Does ADR better protect the interests of individual or team sport athletes? Individual sports like boxing and tennis are not unionized, and so participants are not presented with an internal dispute mechanism like grievance arbitration and/or salary arbitration. What the future of ADR will bring for team and individual sports remains unforeseen. However, based on the attractiveness that ADR sport forums offer athletes, and the rising costs of litigation, it seems likely that athletes will continue to avail themselves of the out-of-court mechanism.
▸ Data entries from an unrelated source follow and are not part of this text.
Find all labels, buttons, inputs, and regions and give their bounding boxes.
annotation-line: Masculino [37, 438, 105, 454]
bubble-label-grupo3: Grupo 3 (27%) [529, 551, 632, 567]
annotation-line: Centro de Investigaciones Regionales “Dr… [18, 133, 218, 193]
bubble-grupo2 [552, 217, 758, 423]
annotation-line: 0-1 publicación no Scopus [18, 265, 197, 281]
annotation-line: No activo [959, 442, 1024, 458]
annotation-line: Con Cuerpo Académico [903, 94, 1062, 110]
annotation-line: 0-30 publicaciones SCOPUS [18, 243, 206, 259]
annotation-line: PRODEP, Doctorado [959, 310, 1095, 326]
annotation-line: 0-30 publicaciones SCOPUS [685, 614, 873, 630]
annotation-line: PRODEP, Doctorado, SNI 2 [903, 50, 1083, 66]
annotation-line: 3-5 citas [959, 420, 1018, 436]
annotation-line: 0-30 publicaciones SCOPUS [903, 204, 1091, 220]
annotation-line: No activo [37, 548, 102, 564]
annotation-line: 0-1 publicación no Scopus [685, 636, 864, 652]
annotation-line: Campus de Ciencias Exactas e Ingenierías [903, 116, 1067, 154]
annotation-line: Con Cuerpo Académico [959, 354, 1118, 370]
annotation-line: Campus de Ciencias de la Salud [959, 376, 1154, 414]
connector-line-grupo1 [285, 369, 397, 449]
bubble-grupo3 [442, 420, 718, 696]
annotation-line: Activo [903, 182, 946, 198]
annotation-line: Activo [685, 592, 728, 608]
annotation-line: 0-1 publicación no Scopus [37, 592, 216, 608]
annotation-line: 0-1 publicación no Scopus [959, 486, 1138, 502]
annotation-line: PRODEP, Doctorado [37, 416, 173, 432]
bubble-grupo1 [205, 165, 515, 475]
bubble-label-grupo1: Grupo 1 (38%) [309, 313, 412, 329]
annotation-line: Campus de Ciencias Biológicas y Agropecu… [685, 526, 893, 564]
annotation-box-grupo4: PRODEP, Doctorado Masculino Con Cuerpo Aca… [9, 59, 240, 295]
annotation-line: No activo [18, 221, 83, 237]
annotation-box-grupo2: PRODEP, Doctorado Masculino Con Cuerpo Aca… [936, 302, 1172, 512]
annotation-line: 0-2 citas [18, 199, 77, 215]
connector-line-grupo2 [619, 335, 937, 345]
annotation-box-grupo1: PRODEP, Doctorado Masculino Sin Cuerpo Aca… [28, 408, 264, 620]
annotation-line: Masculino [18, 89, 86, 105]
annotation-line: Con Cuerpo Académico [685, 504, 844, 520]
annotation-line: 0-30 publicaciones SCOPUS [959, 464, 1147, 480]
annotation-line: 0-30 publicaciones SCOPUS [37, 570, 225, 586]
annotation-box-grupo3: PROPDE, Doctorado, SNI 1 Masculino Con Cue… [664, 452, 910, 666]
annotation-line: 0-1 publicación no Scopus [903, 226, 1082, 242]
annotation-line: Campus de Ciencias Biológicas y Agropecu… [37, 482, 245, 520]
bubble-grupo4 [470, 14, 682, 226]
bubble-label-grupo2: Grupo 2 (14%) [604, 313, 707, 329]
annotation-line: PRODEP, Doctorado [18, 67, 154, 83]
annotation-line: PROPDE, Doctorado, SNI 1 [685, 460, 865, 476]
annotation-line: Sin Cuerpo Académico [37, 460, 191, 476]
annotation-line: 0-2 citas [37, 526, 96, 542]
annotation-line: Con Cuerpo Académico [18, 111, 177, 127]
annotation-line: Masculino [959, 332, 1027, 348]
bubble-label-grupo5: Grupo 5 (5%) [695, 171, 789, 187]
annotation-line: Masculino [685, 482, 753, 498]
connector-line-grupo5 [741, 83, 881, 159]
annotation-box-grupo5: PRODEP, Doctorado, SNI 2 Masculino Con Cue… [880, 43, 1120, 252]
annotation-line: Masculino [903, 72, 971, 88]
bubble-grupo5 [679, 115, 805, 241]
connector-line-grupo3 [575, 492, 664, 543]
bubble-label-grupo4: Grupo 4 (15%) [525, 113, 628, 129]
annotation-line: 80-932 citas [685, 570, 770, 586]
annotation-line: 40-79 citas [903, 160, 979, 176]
How and whether ADR can be improved are questions to be reckoned with.
 
[1] The author can be reached at cstern@chapman.com or @sportslawstern (twitter).
 
[2] The big four sports leagues consist of Major League Baseball (“MLB”), the National Basketball Association (“NBA”), the National Football League (“NFL”) and the National Hockey League (“NHL”).
 
[3] See discussion infra Table A.
 
[4] In England , the United States and Spain , for example, courts are of the mindset that sport disputes are better left to sport bodies themselves, and the courts should only intervene in situations where the sport bodies violated their own rules or the issue in question was unusual. See Ian S. Blackshaw, Mediating Sports Disputes: National and International Perspectives 3-5 (2002).
 
[5] For example, the Phillies and Eagles’ respective leases require a pre-selected arbitrator to be named in the lease. The expedited arbitration is then conducted in accordance with the American Arbitration Association’s rules, and typically where the arena or stadium is located.